Can I ask what others have done in this situation? I know that many other women reduce their hours in the latter stages of their pregnancy and would like to know how their workplaces have handled it and if anyone knows of any legal, if not moral obligations of employers towards their pregnant employees.

“Right, now the boys are gone, let’s talk about having babies!” said my workmate at the end of a work Christmas dinner after the men had left.

There were just three of us left at the table, all in our late 30s and early 40s, with me being the only one pregnant.

I had earlier said to another dinner guest that I was 42. One of the remaining women, called Faith, overheard and said she was pleased to hear I was 42 and pregnant, as she was 41 and was hoping to try for a baby soon.

Faith said that she and her husband are going to try to conceive in the New Year. She has already had her tests which show she has great egg reserve and quality.

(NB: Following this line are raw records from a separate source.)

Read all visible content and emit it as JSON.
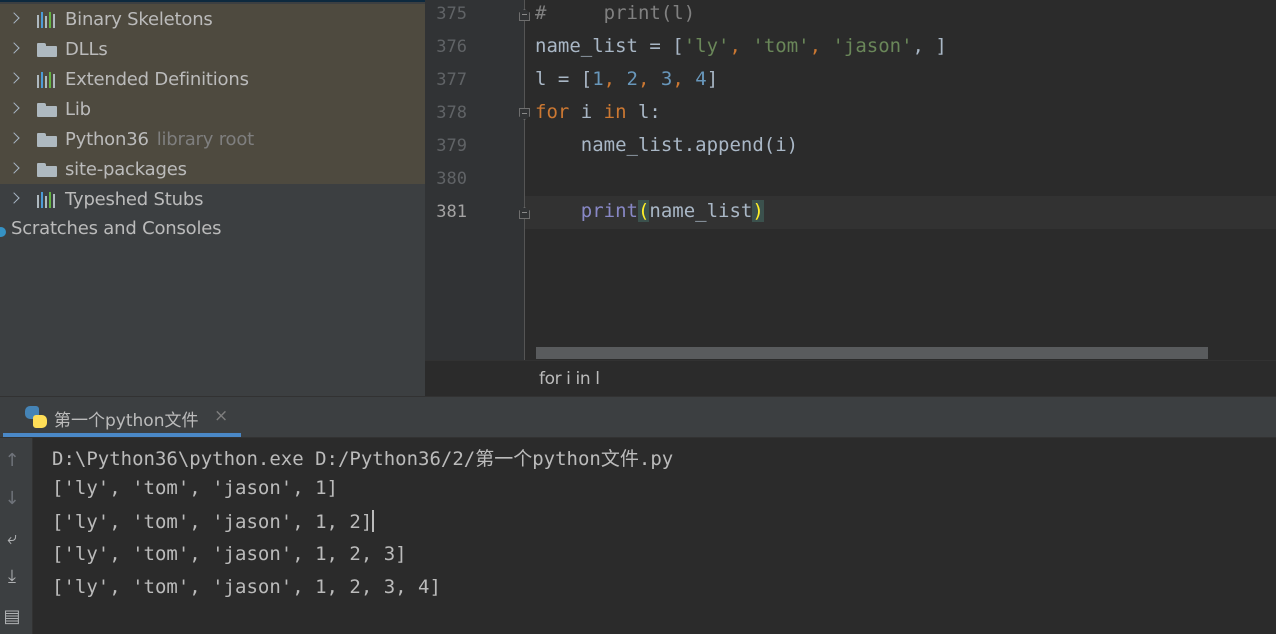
{
  "project_tree": {
    "items": [
      {
        "label": "Binary Skeletons",
        "icon": "library-bars-icon",
        "hint": ""
      },
      {
        "label": "DLLs",
        "icon": "folder-icon",
        "hint": ""
      },
      {
        "label": "Extended Definitions",
        "icon": "library-bars-icon",
        "hint": ""
      },
      {
        "label": "Lib",
        "icon": "folder-icon",
        "hint": ""
      },
      {
        "label": "Python36",
        "icon": "folder-icon",
        "hint": "library root"
      },
      {
        "label": "site-packages",
        "icon": "folder-icon",
        "hint": ""
      },
      {
        "label": "Typeshed Stubs",
        "icon": "library-bars-icon",
        "hint": ""
      }
    ],
    "scratches": "Scratches and Consoles"
  },
  "editor": {
    "line_numbers": [
      "375",
      "376",
      "377",
      "378",
      "379",
      "380",
      "381"
    ],
    "current_line": "381",
    "code": {
      "l375": {
        "comment": "#     print(l)"
      },
      "l376": {
        "var": "name_list = [",
        "s1": "'ly'",
        "sep": ", ",
        "s2": "'tom'",
        "s3": "'jason'",
        "end": ", ]"
      },
      "l377": {
        "var": "l = [",
        "n1": "1",
        "n2": "2",
        "n3": "3",
        "n4": "4",
        "sep": ", ",
        "end": "]"
      },
      "l378": {
        "kw_for": "for",
        "mid": " i ",
        "kw_in": "in",
        "end": " l:"
      },
      "l379": {
        "text": "    name_list.append(i)"
      },
      "l381": {
        "indent": "    ",
        "fn": "print",
        "open": "(",
        "arg": "name_list",
        "close": ")"
      }
    },
    "breadcrumb": "for i in l"
  },
  "run_panel": {
    "tab_label": "第一个python文件",
    "tab_close": "×",
    "toolbar": {
      "up": "↑",
      "down": "↓",
      "wrap": "⤶",
      "scroll_end": "⤓",
      "print": "▤"
    },
    "console_lines": [
      "D:\\Python36\\python.exe D:/Python36/2/第一个python文件.py",
      "['ly', 'tom', 'jason', 1]",
      "['ly', 'tom', 'jason', 1, 2]",
      "['ly', 'tom', 'jason', 1, 2, 3]",
      "['ly', 'tom', 'jason', 1, 2, 3, 4]"
    ]
  },
  "colors": {
    "background": "#2b2b2b",
    "panel": "#3c3f41",
    "library_row_highlight": "#4e4a3f",
    "keyword": "#cc7832",
    "string": "#6a8759",
    "number": "#6897bb",
    "builtin": "#8888c6",
    "accent": "#4a88c7"
  }
}
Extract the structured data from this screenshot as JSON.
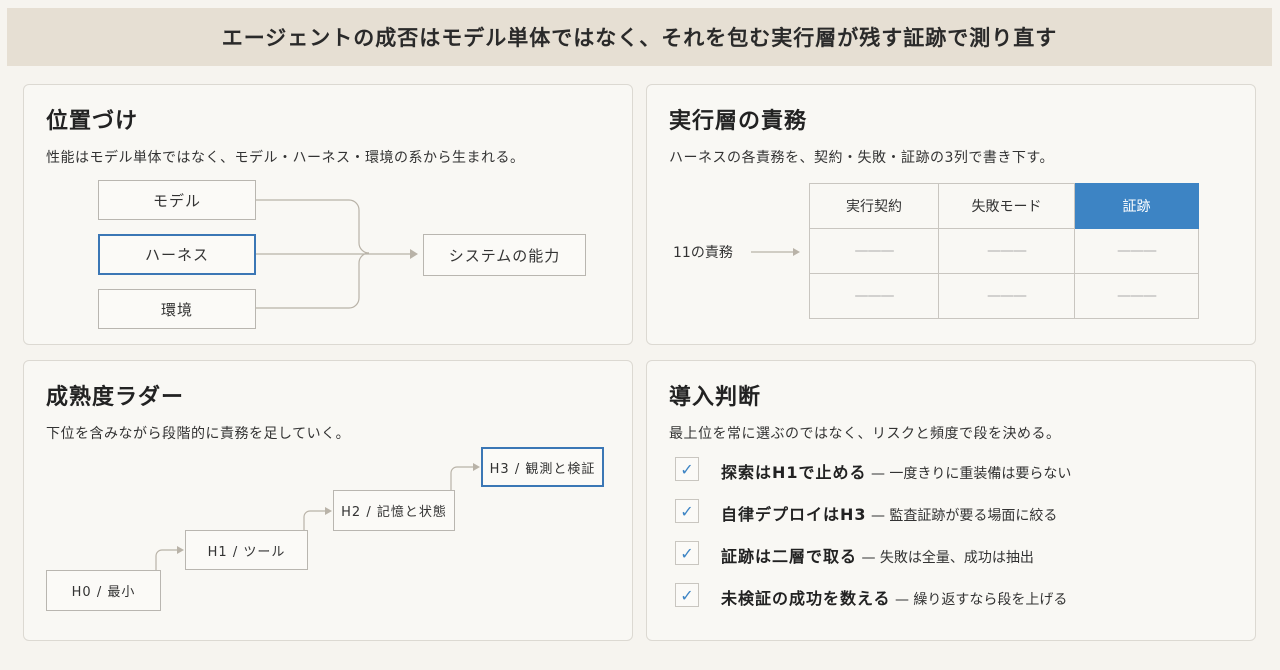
{
  "banner": {
    "title": "エージェントの成否はモデル単体ではなく、それを包む実行層が残す証跡で測り直す"
  },
  "positioning": {
    "title": "位置づけ",
    "subtitle": "性能はモデル単体ではなく、モデル・ハーネス・環境の系から生まれる。",
    "inputs": [
      "モデル",
      "ハーネス",
      "環境"
    ],
    "highlighted": "ハーネス",
    "output": "システムの能力"
  },
  "duties": {
    "title": "実行層の責務",
    "subtitle": "ハーネスの各責務を、契約・失敗・証跡の3列で書き下す。",
    "row_label": "11の責務",
    "columns": [
      "実行契約",
      "失敗モード",
      "証跡"
    ],
    "highlighted_column": "証跡",
    "cell_placeholder": "———",
    "rows": 2
  },
  "ladder": {
    "title": "成熟度ラダー",
    "subtitle": "下位を含みながら段階的に責務を足していく。",
    "steps": [
      "H0 / 最小",
      "H1 / ツール",
      "H2 / 記憶と状態",
      "H3 / 観測と検証"
    ],
    "highlighted": "H3 / 観測と検証"
  },
  "adoption": {
    "title": "導入判断",
    "subtitle": "最上位を常に選ぶのではなく、リスクと頻度で段を決める。",
    "items": [
      {
        "checked": true,
        "bold": "探索はH1で止める",
        "rest": " — 一度きりに重装備は要らない"
      },
      {
        "checked": true,
        "bold": "自律デプロイはH3",
        "rest": " — 監査証跡が要る場面に絞る"
      },
      {
        "checked": true,
        "bold": "証跡は二層で取る",
        "rest": " — 失敗は全量、成功は抽出"
      },
      {
        "checked": true,
        "bold": "未検証の成功を数える",
        "rest": " — 繰り返すなら段を上げる"
      }
    ]
  },
  "colors": {
    "accent": "#3d84c4",
    "banner_bg": "#e6dfd3",
    "arrow": "#b9b3a8"
  }
}
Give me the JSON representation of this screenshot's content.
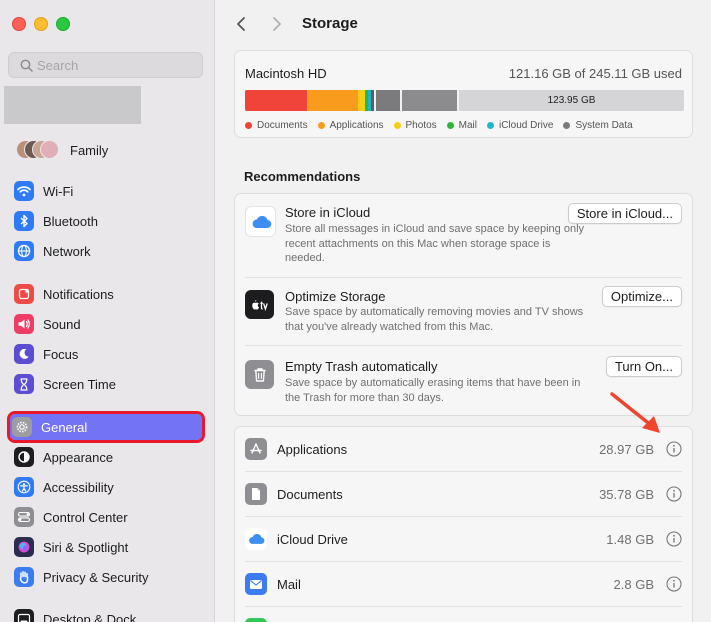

I told Faith and Zoe the story about how we conceived our baby. They were both so interested to hear it and got quite emotional about the sweetness of it.

I said I was pleased to hear that Faith’s eggs sounded so viable, as this is half the battle for women trying to conceive in their 40s.  And I would not be surprised if she conceives quickly as Faith is very voluptuous and sexy and looks like someone who is going to fall pregnant easily. The other woman at the table, Zoe, said that her dog gets very ‘excited’ every time he is around Faith and that Faith is the only person who has ever had that effect on him! I’m not sure that that this is something that Faith is very proud of but surely it is some kind of proof that she has all the right hormones buzzing around in her body, creating all the right smells!

Some readers will take umbrage at the above assertion, but I do believe that some women just look like they are going to have babies easily because of their roundness, and I’m going to back this up by the somewhat dubious fact that I read somewhere that women with high levels of oestrogen tend to be more voluptuous and fertile.

Whatever the case, Faith looks like she is going to conceive easily and most interestingly, she believes that she will. She said she has always known she would have babies easily.  I found this fascinating to hear, as I have never just believed that I would fall pregnant easily. I remember when I was 12 and had just begun menstruating, thinking that I may not be able to get pregnant easily. Goodness knows why as I had regular periods and was hale, healthy and hearty in every other way. But I just knew in my heart that I may have problems – I never just assumed I would make babies easily.

My husband says he is the same; he somehow knew he may have problems (which he did- he has low sperm count).

So I wonder if people who are infertile, know instinctively that they are? I would love to hear from other infertiles about this.

And I will let you know if Faith conceives quickly in the New Year or not!